– Ммм, – протянула она с набитым ртом, закатывая от удовольствия глаза. – Кажется, только что я перестала жалеть о нашей самоволке – ведь если бы не она, никогда бы не попробовала эту вкуснотищу.
Ночное купание, несмотря на мое стойкое неприятие «Дофаминовых» игр, оказалось действительно самым лучшим воспоминанием о лете.
Ева вывела меня к сверкающему лунным серебром озеру, где мы оба разделись догола и плавали в парной воде на расстоянии примерно двух метров друг от друга, чтобы, как сказала она, никто не стеснялся.
Но все равно от того, что мы были одни, вокруг стояла глубокая лесная тишина, а усталое, искусанное комарами и исцарапанное ветками тело, покачиваясь на легких волнах, испытывало невероятное блаженство, мне казалось, что мы почти касаемся друг друга – и вот именно это и был по-настоящему мистический момент: сакральное таинство слияния душ. Во всяком случае, такое сравнение пришло мне на ум, когда, лежа на спине, я смотрел на зыбкое, предвещающее скорый рассвет небо, вдыхал запах хвои и слышал легкие всплески волн, на которых в такой же позе лежала Ева. Луна бледнела, и мы растворялись в этом озере вместе с ней.
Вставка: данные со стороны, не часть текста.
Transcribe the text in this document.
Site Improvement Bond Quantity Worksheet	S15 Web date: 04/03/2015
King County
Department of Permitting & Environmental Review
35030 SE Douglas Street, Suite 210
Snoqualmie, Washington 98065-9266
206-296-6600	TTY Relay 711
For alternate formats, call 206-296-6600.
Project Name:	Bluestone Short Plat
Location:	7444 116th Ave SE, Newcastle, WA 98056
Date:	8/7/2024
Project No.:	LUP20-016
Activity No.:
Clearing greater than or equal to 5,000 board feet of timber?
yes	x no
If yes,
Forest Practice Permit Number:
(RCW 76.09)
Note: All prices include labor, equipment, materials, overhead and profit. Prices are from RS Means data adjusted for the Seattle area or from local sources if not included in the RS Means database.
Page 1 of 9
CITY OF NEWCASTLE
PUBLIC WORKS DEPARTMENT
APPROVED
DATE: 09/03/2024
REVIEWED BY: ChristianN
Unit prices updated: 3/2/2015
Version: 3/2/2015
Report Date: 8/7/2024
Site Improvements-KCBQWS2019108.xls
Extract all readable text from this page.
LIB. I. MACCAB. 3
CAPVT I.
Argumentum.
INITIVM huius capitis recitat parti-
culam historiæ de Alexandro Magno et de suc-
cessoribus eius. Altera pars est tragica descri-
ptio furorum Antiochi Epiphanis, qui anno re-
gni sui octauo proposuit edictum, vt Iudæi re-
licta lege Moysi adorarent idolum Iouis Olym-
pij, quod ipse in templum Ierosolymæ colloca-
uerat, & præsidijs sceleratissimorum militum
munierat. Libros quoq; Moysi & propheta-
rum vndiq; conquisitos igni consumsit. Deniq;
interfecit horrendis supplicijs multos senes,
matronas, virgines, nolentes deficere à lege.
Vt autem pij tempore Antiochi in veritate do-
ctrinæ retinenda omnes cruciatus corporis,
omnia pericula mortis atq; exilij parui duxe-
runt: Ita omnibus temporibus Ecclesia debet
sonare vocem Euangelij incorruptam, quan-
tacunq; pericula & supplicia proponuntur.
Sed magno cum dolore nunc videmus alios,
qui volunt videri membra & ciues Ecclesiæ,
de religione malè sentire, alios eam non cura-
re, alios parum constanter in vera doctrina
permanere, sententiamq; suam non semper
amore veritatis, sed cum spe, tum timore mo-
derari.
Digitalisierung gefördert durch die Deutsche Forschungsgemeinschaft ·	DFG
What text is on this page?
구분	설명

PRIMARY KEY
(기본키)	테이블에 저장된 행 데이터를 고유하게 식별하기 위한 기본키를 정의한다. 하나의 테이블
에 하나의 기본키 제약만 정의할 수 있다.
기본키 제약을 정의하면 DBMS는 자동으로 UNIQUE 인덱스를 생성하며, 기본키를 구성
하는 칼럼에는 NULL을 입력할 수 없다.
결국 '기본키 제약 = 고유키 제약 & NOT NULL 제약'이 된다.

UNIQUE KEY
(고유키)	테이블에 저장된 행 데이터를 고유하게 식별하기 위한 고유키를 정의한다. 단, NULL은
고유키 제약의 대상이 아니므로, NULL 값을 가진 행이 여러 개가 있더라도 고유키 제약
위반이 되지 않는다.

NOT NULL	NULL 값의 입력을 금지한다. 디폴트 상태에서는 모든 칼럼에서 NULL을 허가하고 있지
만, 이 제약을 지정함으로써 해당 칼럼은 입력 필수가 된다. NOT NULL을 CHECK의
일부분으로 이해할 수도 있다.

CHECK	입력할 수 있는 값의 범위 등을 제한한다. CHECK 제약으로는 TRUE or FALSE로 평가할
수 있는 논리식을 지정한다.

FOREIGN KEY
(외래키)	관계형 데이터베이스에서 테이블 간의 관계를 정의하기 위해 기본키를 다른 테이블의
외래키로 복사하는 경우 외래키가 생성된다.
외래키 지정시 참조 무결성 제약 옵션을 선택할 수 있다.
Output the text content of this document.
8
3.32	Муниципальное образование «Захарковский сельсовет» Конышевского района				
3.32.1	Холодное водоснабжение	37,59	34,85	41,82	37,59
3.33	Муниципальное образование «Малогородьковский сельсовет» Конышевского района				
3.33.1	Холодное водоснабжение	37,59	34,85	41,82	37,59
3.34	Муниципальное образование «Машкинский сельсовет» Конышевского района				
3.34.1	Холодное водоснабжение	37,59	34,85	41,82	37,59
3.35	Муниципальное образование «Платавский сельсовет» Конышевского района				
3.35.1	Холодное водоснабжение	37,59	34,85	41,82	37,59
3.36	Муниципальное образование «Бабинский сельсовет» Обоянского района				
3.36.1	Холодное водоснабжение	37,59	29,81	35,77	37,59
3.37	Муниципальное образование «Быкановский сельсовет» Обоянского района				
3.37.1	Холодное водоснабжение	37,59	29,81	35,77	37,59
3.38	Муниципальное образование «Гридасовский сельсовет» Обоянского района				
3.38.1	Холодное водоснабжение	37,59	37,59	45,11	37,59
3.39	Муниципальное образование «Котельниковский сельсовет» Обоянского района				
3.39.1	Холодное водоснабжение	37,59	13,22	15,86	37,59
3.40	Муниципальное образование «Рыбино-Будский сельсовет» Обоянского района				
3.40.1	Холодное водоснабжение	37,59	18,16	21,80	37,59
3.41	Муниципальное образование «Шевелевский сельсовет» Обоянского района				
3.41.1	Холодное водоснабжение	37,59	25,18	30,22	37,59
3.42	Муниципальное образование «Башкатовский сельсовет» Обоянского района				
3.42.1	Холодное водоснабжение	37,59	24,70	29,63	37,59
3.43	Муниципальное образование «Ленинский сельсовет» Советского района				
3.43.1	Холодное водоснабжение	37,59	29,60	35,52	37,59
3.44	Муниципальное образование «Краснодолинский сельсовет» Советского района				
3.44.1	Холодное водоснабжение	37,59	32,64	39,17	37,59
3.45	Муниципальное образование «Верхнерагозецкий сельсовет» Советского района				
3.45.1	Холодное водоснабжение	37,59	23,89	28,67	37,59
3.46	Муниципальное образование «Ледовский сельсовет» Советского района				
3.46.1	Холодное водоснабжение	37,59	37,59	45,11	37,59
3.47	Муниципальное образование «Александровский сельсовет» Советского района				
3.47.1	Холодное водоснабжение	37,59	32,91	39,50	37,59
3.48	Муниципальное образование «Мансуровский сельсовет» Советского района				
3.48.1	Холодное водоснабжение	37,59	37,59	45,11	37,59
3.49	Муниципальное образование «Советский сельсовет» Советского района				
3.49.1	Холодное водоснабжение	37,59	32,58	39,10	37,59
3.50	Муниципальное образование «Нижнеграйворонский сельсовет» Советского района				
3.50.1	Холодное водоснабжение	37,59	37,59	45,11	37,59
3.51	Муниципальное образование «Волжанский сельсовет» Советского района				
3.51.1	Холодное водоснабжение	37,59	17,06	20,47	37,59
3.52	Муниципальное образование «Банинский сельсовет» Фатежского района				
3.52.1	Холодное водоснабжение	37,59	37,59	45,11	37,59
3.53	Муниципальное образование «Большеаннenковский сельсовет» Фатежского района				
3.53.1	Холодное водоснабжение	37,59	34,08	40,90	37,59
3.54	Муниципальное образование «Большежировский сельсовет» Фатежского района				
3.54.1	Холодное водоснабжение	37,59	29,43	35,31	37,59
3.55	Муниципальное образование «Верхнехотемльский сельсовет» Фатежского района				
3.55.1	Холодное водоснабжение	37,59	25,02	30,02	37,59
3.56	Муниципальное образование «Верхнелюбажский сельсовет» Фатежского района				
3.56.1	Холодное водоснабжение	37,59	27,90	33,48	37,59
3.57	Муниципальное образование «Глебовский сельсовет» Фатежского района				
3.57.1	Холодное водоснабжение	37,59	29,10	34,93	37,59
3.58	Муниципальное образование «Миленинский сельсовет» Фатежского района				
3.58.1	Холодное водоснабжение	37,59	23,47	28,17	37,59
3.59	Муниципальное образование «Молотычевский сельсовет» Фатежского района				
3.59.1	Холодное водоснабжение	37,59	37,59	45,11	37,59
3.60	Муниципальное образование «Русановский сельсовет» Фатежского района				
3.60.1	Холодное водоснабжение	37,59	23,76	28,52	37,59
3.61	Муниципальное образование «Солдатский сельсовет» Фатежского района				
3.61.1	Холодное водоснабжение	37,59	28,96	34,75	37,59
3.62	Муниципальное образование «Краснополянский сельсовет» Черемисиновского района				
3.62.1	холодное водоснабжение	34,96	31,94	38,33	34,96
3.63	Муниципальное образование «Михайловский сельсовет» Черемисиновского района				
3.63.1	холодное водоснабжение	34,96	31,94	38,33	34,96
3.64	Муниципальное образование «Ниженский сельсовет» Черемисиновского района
А потом, вытеревшись моим полотенцем из рюкзака, мы сидели на черной накидке с капюшоном, ели сырные крекеры из утреннего пайка, и Ева рассказывала, что носит дреды, потому что поклялась себе, что сострижет их, только когда заработает миллион. Что обожает старого певца Криса Айзека, «Вечное сияние чистого разума», верит в соулмейтов и сбежала от семьи два года назад в поисках свободы.
Лицо у нее оказалось светлое, улыбчивое, курносое и симпатичное, а волосы, скрученные в тугие дреды, привносили в ее облик нечто от лесной дикарки. Фигура ладная, подвижная, с тонкой талией и соблазнительными формами, которые я все же немного подглядел, пока она одевалась, выбравшись из воды первой.
Я тоже что-то говорил, но больше смотрел и слушал. Мне нравилось переживать странную, прежде незнакомую близость. В тот момент, хоть обстановка и располагала, я не думал ни о поцелуях, ни о чем-то таком. Подобные мысли пришли позже, на следующее утро. Но когда мы, прижавшись друг к другу плечами, смотрели на серебристую гладь воды, я испытывал лишь окрыленное удивление от того, что способен на подобные переживания.
– Поможешь немного с комнатой? – попросила Ева, выдергивая меня из приятных воспоминаний в не менее приятное настоящее.
– Конечно! – Я с готовностью вскочил. – Что делать?
Я передвигал кресло, письменный стол и единственный шкаф, меняя их местами, раз десять, а Ева пыталась понять, в каком положении они смотрятся менее ужасно, а когда определилась, попросила аккуратно снять со стены ковер, чтобы потом его можно было повесить обратно. Разрешения на самодеятельность хозяин ей не давал, но она была уверена, что тот не узнает, потому что не приезжал в эту квартиру тысячу лет.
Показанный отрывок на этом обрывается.